Les faits, tels qu'ils ont été présentés par le requérant,
peuvent se résumer comme suit.
Le requérant est atteint de nanisme et se produit dans des
spectacles dits de "lancer de nains". Muni des protections nécessaires,
il se fait lancer à une courte distance sur un matelas pneumatique par
certains clients de l'établissement dans lequel ce spectacle est
organisé (discothèque).
Le 27 novembre 1991, le ministre de l'Intérieur prit une
circulaire relative à la police des spectacles, en particulier à
l'organisation de spectacles dits de "lancers de nains". Celle-ci
prescrivait aux préfets d'user de leur pouvoir de police pour prescrire
aux maires une grande vigilance à l'égard des spectacles de curiosité
organisés dans leur commune et la circulaire précisait que
l'interdiction des "lancers de nains" devrait se fonder sur l'article
3 de la Convention.
a) Le 30 octobre 1991, le requérant demanda l'annulation devant le
tribunal administratif de Versailles d'un arrêté du 25 octobre 1991 par
lequel le maire de Morsang-sur-Orge avait interdit le spectacle de
"lancer de nains" le 25 octobre dans une discothèque.
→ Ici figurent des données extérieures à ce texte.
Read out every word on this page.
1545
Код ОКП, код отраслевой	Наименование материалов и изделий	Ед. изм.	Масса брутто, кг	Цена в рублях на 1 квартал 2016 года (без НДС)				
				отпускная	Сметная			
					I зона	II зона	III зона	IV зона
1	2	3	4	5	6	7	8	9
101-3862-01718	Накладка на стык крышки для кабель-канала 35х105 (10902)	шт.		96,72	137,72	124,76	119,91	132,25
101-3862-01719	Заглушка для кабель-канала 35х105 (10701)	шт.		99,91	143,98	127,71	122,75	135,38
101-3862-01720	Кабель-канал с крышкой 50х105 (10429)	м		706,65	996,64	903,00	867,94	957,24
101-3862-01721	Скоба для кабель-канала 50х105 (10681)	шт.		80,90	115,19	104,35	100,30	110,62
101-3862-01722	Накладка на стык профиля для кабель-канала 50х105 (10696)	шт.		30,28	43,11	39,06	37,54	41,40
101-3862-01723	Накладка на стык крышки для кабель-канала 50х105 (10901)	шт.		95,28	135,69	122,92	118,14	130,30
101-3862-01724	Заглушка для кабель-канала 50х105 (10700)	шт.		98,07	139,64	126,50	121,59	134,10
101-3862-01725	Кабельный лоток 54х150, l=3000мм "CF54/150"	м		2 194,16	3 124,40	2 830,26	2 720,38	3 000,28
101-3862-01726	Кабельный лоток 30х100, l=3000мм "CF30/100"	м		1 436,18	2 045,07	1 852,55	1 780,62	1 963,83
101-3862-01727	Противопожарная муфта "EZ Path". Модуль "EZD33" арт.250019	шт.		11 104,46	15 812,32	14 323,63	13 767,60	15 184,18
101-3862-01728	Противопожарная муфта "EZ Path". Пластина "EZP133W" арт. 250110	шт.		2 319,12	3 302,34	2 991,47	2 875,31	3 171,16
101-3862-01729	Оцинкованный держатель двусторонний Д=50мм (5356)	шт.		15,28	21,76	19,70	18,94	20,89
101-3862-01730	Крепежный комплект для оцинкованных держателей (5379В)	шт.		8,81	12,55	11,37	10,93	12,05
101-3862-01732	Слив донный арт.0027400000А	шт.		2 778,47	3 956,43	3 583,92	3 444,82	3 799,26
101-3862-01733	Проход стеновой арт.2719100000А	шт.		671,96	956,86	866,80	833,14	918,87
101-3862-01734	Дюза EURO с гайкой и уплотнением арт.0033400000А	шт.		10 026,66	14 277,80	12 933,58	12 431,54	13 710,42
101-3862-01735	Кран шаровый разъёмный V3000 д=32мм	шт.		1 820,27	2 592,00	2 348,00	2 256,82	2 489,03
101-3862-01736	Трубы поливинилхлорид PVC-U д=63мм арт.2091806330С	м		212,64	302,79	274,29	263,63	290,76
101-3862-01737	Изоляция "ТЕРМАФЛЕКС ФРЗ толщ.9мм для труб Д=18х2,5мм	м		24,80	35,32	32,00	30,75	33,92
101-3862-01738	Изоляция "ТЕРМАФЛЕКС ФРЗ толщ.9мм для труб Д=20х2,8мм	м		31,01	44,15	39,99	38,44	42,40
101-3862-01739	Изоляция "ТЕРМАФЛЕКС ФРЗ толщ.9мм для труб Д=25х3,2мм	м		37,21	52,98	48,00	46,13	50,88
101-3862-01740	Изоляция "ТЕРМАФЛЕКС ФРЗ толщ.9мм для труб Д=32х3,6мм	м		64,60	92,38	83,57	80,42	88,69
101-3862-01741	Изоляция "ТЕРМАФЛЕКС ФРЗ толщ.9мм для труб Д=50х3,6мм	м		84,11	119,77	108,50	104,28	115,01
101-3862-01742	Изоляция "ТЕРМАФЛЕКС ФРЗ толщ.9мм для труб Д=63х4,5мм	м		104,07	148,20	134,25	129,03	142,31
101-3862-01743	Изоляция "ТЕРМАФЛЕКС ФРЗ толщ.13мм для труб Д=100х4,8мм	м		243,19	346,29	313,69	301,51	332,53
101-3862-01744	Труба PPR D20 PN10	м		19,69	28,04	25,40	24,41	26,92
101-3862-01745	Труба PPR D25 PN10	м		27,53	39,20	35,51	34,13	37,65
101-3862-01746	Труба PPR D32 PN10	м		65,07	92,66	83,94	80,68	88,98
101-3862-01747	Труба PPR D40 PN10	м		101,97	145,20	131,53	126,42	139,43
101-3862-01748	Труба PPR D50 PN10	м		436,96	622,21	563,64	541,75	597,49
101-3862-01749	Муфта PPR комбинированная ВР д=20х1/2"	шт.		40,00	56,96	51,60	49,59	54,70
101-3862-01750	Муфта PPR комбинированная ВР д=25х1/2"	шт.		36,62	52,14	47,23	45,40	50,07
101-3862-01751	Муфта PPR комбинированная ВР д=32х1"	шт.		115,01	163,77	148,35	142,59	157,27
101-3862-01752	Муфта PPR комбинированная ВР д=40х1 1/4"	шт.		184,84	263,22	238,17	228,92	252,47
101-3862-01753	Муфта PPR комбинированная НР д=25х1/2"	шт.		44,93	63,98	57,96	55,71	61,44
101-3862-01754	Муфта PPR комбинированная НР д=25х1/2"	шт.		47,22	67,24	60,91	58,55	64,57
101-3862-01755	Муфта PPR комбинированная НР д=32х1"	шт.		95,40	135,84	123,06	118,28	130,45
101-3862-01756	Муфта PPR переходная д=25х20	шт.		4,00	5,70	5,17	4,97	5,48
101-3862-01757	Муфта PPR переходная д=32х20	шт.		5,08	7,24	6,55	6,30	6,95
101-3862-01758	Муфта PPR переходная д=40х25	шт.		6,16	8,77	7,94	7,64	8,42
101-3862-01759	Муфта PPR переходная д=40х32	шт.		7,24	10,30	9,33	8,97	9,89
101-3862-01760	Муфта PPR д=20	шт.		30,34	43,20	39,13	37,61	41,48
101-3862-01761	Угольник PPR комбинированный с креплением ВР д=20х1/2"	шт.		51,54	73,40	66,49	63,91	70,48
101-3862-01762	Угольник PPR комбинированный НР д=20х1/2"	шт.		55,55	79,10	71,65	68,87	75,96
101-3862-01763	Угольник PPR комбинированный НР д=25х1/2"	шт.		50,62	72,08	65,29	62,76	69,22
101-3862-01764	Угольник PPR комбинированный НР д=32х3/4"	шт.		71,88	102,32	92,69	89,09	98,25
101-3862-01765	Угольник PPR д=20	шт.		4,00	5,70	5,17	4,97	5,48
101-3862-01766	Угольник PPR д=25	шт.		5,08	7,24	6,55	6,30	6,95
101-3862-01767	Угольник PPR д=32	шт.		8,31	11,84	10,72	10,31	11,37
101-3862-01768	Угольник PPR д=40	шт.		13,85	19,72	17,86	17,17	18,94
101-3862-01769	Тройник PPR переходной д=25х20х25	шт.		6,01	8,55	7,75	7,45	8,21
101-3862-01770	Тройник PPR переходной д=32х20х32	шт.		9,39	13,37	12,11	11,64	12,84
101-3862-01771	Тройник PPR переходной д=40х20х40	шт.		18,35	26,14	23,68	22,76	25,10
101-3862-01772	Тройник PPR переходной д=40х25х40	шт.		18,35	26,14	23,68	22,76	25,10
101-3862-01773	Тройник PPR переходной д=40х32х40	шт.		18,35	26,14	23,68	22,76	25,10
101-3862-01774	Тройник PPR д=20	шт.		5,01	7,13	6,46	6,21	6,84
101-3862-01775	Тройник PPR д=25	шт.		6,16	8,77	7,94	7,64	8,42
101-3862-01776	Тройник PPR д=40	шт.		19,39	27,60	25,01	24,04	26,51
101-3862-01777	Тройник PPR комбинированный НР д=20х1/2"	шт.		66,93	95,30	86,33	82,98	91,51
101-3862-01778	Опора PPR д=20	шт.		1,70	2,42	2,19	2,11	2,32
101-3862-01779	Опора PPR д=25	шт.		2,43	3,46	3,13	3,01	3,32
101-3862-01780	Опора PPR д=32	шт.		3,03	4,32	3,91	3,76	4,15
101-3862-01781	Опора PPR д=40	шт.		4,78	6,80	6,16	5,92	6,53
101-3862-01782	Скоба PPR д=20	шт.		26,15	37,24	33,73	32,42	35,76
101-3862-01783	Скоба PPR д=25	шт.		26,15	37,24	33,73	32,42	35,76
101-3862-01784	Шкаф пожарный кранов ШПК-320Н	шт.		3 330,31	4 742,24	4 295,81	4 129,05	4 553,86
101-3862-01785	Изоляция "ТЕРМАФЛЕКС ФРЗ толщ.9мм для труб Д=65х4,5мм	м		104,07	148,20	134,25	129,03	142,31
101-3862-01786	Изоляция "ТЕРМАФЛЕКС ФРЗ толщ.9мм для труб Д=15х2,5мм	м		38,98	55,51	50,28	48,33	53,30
Par jugement du 25 février 1992, le tribunal administratif de
Versailles annula l'arrêté du maire au motif que :
"Considérant qu'il ne ressort pas des pièces du dossier que le
spectacle dont l'interdiction a été prononcée ait été de nature
à porter atteinte au bon ordre, à la tranquillité ou à la
salubrité publiques dans la ville de Morsang-sur-Orge; que la
seule circonstance que certaines personnalités aient exprimé
publiquement leur désapprobation de l'organisation d'un tel
spectacle ne pouvait être de nature à laisser présager la
survenance de trouble à l'ordre public ; qu'à supposer même que
ledit spectacle ait porté atteinte à la "dignité humaine" et ait
revêtu un "aspect dégradant" ainsi que le soutient le maire,
l'interdiction ne pouvait légalement être décidée en l'absence
de circonstances locales particulières; qu'ainsi l'arrêté attaqué
est entaché d'excès de pouvoir (...)".
Le 24 avril 1992, la commune de Morsang-sur-Orge représentée par
son maire en exercice, demanda l'annulation du jugement du 25 février
1992.
Par arrêt du 27 octobre 1995, le Conseil d'Etat annula ledit
jugement au motif d'une part, que le "lancer de nains" est une
attraction qui porte atteinte à la dignité de la personne humaine,
laquelle est une composante de l'ordre public dont l'autorité investie
du pouvoir de police municipale est la garante et, d'autre part, que
le respect du principe de la liberté du travail et du commerce ne fait
pas obstacle à ce que cette autorité interdise une activité même licite
si elle est de nature à troubler l'ordre public.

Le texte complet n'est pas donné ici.